The Shops at Mission Viejo
- Location: Mission Viejo, California, USA
- Coordinates: 33°33′30″N 117°40′08″W﻿ / ﻿33.558312°N 117.668896°W
- Address: 555 The Shops At Mission Viejo
- Opening date: October 11, 1979; 46 years ago
- Developer: Edward J. DeBartolo Corporation
- Management: Simon Property Group
- Owner: CalPERS Miller Capital Advisory Simon Property Group (51%)
- Architect: Ladd & Kelsey
- Stores and services: 159
- Anchor tenants: 4
- Floor area: 1,249,749 sq ft (116,105.5 m^{2})
- Floors: 2
- Parking: Parking lot, parking garage
- Website: Official Website

= The Shops at Mission Viejo =

Shopping mall in California

The Shops at Mission Viejo (originally the Mission Viejo Mall) is a shopping mall located in Mission Viejo, California.

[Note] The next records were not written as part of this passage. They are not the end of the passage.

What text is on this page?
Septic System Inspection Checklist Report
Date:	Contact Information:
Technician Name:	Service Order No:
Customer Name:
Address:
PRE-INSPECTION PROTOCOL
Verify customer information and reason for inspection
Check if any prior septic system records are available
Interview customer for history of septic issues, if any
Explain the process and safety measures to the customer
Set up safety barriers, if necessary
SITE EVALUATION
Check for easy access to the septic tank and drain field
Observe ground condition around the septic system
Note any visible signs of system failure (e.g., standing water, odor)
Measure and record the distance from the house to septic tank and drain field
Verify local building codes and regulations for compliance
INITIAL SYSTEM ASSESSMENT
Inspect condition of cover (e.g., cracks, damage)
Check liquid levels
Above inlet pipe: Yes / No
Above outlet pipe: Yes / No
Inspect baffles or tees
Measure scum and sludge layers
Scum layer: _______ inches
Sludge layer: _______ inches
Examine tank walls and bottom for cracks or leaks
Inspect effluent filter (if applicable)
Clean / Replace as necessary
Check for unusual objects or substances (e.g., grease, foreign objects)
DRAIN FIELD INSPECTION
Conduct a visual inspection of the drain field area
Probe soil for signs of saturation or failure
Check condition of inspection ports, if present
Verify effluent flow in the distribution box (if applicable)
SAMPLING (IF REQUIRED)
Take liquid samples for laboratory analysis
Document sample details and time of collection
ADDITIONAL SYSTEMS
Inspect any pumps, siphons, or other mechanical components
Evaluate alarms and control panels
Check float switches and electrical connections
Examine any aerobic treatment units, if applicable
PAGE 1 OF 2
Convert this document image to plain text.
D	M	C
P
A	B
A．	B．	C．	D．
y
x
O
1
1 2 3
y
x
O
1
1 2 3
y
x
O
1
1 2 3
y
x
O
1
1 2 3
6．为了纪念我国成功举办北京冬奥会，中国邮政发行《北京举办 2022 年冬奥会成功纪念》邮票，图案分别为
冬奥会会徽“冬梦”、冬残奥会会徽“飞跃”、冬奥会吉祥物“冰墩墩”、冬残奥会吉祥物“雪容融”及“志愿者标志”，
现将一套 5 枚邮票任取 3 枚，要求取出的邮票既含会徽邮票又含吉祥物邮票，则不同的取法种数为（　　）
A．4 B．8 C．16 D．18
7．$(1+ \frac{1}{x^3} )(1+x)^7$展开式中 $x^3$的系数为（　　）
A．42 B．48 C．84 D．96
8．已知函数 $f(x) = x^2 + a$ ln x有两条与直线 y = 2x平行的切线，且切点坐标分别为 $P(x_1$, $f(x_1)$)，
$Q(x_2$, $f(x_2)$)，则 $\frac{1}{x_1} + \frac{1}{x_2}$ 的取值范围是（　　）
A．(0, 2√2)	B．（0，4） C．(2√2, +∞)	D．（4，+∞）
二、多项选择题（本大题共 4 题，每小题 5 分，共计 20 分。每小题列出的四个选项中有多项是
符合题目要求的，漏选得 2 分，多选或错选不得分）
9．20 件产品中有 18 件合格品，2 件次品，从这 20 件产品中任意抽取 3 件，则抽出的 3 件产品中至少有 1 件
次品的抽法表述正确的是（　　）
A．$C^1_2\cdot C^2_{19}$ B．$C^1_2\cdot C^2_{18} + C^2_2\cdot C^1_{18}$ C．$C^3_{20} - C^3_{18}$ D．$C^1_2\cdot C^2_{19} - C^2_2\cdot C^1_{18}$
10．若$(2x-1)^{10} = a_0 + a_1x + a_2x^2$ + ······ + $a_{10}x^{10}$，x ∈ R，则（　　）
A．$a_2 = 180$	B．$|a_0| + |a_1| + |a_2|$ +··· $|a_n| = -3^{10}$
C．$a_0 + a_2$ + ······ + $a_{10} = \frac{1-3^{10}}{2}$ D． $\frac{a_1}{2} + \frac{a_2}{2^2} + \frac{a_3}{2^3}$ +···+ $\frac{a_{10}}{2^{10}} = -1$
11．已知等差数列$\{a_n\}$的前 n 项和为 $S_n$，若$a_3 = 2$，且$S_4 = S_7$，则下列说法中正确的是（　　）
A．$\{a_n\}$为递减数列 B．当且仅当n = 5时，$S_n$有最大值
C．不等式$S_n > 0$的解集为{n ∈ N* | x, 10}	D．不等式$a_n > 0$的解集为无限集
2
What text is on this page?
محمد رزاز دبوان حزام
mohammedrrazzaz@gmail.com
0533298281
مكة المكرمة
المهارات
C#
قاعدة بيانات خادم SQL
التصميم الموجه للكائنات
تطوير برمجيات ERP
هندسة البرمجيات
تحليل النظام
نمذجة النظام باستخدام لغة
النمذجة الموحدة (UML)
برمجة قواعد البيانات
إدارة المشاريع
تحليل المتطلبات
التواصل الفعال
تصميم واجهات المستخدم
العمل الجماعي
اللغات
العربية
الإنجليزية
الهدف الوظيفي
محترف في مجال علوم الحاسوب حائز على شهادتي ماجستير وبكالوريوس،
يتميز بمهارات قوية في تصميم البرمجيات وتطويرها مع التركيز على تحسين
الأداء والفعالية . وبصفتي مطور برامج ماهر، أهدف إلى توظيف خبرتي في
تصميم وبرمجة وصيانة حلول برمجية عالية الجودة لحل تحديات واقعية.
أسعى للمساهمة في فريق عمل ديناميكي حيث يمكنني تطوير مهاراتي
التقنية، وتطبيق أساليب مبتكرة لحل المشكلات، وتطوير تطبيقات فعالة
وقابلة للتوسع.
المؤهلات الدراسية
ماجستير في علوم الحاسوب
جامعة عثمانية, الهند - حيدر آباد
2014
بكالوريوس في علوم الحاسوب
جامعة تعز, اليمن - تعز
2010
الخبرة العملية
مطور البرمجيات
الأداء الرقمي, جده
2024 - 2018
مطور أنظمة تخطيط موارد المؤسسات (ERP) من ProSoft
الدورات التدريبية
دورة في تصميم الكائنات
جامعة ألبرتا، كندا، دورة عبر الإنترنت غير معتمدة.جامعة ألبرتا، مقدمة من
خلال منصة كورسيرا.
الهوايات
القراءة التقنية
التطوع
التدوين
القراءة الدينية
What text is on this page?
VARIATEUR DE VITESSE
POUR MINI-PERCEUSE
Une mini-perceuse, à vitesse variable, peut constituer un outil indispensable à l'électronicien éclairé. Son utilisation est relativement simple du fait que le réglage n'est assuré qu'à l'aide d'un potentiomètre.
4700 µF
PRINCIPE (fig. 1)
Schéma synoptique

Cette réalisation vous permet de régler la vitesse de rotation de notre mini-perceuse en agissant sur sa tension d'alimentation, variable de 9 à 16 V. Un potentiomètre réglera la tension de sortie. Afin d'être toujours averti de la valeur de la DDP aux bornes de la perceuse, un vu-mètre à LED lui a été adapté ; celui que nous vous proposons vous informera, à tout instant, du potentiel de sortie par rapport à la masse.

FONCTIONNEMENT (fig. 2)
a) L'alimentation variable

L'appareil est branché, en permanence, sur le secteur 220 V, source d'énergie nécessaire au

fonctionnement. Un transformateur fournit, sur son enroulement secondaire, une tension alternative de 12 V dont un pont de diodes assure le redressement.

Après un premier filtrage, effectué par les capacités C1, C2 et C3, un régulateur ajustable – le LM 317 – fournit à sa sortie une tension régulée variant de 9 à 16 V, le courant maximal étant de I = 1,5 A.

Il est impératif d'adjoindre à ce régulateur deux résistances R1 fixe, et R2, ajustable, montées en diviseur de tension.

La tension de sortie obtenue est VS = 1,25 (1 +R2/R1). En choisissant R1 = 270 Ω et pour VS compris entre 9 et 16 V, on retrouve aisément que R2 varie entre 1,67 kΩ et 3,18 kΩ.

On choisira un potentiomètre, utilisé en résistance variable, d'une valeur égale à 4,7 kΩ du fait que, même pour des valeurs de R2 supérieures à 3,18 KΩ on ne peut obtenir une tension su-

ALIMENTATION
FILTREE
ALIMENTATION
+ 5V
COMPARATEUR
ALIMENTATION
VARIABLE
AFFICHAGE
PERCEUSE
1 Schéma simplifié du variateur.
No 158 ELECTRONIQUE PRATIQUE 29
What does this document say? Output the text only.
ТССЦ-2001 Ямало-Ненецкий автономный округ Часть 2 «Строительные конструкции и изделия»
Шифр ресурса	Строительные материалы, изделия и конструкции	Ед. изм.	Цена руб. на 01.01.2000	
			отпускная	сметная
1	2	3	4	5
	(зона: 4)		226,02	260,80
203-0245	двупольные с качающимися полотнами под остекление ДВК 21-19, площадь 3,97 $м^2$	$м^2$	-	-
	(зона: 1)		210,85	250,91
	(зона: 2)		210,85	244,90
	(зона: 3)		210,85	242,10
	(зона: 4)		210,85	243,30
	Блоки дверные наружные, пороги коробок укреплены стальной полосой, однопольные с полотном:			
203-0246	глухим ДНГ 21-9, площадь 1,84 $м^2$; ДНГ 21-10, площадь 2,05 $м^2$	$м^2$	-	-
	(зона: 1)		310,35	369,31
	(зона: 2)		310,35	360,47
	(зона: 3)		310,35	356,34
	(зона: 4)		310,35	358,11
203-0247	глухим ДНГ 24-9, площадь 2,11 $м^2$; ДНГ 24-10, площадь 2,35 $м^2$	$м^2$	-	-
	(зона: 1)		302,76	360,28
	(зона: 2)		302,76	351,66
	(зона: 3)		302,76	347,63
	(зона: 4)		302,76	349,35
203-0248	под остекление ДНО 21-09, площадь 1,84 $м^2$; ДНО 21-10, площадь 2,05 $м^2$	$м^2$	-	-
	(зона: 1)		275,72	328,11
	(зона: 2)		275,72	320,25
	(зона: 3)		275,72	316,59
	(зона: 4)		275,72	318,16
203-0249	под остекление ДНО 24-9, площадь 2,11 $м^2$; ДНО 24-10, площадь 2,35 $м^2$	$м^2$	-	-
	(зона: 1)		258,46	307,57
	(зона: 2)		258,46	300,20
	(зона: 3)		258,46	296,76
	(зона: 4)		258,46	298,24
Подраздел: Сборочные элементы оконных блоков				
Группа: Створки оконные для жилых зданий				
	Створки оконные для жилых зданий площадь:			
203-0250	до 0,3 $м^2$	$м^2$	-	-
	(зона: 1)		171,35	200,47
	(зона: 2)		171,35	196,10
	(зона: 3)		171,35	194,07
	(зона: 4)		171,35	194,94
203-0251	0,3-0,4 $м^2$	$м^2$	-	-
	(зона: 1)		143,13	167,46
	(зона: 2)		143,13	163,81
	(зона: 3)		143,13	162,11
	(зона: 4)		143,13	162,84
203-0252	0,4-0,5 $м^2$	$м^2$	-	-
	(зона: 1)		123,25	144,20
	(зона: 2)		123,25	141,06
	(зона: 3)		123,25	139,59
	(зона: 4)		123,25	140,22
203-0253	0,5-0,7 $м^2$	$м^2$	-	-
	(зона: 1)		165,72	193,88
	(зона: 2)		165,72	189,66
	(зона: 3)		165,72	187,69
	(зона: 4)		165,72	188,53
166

It is anchored by 2 Macy's locations, Round1, Nordstrom & Dick's Sporting Goods. The Shops at Mission Viejo is managed by Simon Malls, who owns 51% of it.

==History==
The mall opened in 1979 as the Mission Viejo Mall, anchored by Bullock's, May Company, J.W. Robinson's, and Montgomery Ward. The mall featured a three-screen Edwards movie theater, which was closed in 1998 and replaced that same year by the 10-screen Edwards Kaleidoscope across the street. Both Robinson's and May Company became Robinsons-May in 1993 while Bullock's became Macy's in 1996. In the year 1999, it underwent a $150 million renovation and expansion that brought many new retailers, including Nordstrom (replaced Montgomery Ward) and Saks Fifth Avenue. The original mall had been criticized since its opening for its poor interior lighting, a product of the 1970s energy crisis. The 1999 renovation greatly brightened the interior.

In 2000, Macy's remodeled and expanded the store while Robinsons-May consolidated the two stores as one, closing the former J.W. Robinson's store down (gutted out into a food court) and expanding the former May Company store. In 2006, the newly expanded Robinsons-May store became a second Macy's store, devoting it into a women's and home store. The other Macy's store formerly Bullock's became a men's, children's, and furniture store. Since remodeling/expanding, The Shops at Mission Viejo has featured a mix of upscale and mid-tier retailers, including the country's second Microsoft Store. It was during this renovation where the mall adopted its current name. In 2010, Saks Fifth Avenue closed, which later became Forever 21 (closed in 2019 due to bankruptcy; has since reopened in a non-anchor space). On February 17, 2018, the new kids play area was opened to the public. In 2021, the former Forever 21 space was converted to Dick's Sporting Goods. In addition to renovating and expanding, Simon Malls signed 10-year leases with many stores to secure its investment.

The Japanese Arcade and Entertainment company Round1 opened a location in 2024. Mall occupancy remains strong as of 2024 with most spaces being occupied with the opening of Round1.